Follow

Imagine your backup software encounters an unreadable file (permissions, I/O problem, whatever) during the backup process.

What should be the default behavior?

@fribbledom halt, catch fire, burn all previous backups, then corrupt the main drive.

@fribbledom the thing that freaks me out about any backup solutoon is that a corrupted file looks exactly the same as a purposeful modification, and will happily copy over the top of all previous versions silently.

@fribbledom so, an actually unreadable file during a routine backup? things have most likely been fucked long enough for all your backups to be worthless.

@fribbledom what would be good is a backup utility that knows, for instance, DCM_0456.jpeg is not a joeg file this time.

@zensaiyuki @fribbledom That’s why at least one of your backups needs to save snapshot versions.

@zensaiyuki @fribbledom That's why you should use file systems that detect corruption :)

@KopfKrieg @fribbledom yeah, great. none of those available for mac, windows, or linux.
i mean, i know about btrfs and zfs but i don’t have a spare $2000 laying around for a NAS that isn’t a worthless waste of space

@KopfKrieg @fribbledom and no i am not interested in using “experimental wrappers” or “unofficial drivers” for my backups. wake me when there’s an actual option.

@zensaiyuki @fribbledom

I'm not really sure what you're talking about. Personally I use btrfs, and you can use it like any other file system. Not sure why you'd need a NAS for that?
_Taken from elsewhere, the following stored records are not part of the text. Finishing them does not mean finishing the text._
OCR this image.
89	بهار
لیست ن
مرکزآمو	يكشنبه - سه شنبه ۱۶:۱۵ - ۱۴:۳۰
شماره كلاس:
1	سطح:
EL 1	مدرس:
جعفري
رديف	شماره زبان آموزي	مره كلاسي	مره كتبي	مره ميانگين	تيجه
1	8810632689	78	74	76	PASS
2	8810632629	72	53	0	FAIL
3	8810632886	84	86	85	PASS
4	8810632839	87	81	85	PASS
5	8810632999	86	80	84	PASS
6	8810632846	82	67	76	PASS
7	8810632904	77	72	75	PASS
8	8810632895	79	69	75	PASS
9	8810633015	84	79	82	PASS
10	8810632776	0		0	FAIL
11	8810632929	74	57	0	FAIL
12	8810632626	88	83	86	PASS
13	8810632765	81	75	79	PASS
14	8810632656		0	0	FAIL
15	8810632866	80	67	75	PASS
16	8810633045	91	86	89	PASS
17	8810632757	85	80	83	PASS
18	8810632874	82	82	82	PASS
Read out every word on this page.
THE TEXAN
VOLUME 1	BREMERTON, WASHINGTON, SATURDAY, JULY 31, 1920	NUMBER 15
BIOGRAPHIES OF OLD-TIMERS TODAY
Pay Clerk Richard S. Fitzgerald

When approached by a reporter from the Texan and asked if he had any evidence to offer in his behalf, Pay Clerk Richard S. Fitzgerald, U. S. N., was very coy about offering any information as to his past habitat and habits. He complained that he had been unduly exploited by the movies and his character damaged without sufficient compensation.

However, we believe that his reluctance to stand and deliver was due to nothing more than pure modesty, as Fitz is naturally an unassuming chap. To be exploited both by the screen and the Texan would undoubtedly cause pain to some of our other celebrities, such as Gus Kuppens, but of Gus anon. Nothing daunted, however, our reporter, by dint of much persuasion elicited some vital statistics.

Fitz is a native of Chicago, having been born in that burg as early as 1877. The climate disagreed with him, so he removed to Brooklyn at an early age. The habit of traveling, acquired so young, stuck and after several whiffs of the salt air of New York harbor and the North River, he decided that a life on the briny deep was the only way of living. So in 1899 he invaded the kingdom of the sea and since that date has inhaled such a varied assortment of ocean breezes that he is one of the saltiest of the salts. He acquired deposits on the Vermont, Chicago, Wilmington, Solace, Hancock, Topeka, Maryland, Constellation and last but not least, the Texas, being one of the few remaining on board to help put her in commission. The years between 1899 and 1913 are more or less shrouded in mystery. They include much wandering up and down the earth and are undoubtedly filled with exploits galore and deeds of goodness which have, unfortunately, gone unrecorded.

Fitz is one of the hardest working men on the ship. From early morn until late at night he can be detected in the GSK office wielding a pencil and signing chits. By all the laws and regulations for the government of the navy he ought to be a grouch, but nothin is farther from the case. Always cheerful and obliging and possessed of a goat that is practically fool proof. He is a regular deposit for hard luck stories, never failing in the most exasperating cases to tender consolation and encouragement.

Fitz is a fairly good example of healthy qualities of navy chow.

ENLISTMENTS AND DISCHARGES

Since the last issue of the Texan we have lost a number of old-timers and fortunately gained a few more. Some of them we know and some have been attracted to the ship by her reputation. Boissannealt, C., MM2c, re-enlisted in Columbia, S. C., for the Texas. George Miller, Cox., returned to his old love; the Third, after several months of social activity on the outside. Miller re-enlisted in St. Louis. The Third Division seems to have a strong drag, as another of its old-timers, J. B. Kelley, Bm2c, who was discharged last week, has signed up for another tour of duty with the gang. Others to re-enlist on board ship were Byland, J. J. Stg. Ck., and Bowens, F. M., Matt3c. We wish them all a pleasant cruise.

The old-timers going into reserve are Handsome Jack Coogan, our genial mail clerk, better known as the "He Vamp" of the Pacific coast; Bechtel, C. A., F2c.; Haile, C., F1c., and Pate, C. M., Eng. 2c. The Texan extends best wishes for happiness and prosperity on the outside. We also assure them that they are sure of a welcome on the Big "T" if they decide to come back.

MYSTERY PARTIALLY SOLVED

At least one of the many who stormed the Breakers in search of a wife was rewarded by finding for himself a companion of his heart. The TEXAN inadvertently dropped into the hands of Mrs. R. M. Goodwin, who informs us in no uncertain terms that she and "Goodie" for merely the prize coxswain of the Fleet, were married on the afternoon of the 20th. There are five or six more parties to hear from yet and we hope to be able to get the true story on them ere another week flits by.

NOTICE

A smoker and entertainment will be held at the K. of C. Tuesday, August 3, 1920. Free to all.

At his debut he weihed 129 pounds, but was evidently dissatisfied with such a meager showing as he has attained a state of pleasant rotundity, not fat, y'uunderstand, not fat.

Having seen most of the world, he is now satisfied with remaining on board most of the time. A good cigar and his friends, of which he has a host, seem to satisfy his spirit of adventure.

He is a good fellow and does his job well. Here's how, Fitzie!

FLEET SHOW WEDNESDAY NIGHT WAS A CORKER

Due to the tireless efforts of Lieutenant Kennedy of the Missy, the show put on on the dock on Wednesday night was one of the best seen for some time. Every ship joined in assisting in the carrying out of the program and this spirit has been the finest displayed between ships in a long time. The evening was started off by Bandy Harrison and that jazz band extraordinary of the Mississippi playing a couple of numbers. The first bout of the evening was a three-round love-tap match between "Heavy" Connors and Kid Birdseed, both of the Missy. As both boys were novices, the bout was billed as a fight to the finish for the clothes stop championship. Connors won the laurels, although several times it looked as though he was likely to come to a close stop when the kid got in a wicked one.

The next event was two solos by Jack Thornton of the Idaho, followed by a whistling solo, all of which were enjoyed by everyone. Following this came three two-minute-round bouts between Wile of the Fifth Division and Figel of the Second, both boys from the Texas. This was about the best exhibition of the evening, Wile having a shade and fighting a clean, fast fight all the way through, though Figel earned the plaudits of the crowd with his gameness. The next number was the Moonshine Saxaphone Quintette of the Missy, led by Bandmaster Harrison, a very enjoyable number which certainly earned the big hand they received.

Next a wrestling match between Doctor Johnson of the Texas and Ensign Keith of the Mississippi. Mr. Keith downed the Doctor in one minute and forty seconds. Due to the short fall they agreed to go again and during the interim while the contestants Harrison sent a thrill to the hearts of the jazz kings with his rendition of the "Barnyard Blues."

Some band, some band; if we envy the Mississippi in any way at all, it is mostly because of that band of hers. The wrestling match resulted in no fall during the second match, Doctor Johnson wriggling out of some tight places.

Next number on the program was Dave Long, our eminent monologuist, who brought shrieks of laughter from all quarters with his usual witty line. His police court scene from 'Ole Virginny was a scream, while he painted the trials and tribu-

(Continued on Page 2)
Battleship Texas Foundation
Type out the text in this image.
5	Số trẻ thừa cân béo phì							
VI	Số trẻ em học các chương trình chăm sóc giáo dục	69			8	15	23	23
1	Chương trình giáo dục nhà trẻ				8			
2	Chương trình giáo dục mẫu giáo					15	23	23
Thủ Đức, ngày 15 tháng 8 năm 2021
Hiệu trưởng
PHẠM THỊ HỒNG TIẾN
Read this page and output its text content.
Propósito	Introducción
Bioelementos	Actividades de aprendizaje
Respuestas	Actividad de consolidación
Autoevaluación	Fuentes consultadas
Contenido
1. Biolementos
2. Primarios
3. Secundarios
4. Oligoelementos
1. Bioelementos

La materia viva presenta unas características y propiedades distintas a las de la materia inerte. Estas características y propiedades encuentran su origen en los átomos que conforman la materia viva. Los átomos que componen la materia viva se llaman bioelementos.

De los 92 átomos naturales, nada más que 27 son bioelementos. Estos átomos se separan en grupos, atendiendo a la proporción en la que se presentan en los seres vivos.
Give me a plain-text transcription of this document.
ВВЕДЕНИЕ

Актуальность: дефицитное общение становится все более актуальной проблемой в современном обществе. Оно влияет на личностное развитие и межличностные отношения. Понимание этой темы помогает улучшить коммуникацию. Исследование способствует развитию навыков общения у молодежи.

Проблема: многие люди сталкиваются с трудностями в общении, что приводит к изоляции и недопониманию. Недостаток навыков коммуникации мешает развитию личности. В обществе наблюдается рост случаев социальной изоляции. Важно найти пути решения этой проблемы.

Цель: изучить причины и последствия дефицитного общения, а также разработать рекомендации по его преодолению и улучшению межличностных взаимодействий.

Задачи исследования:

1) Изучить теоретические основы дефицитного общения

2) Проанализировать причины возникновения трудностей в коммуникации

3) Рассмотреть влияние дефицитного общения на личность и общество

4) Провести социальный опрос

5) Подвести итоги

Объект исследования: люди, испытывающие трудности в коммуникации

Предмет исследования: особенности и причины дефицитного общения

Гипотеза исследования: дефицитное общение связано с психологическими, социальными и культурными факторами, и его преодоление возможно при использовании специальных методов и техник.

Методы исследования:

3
Also, corruption of your backups must be detected by your backup software, not by the filesystem.

@KopfKrieg @fribbledom right, so not here to read, understand anything written or offer useful insight or advice. just here for the smug swipes.

@zensaiyuki @fribbledom

I'm having serious trouble understanding what you want. Yes, if you're using Windows then you're out of luck, but if you use Linux then format your partition to btrfs, or any other checksumming file system. If you're using an Apple product then switch to APFS, which also supports file integrity checks through checksums.

And as a backup drive some external HDD if you want or a cheap online storage.

For the software part, I recommend borg backup.

@KopfKrieg i don’t use windows primarily, i use mac. interestingly, apfs does not do *any* of the things you think it does.
if i were to use linux to back up *to* what would be the point of not setting it up as a NAS?

and your suggestion of a cheap external HHD has me wondering why you think you have the right to speak to me, let alone be smug about it.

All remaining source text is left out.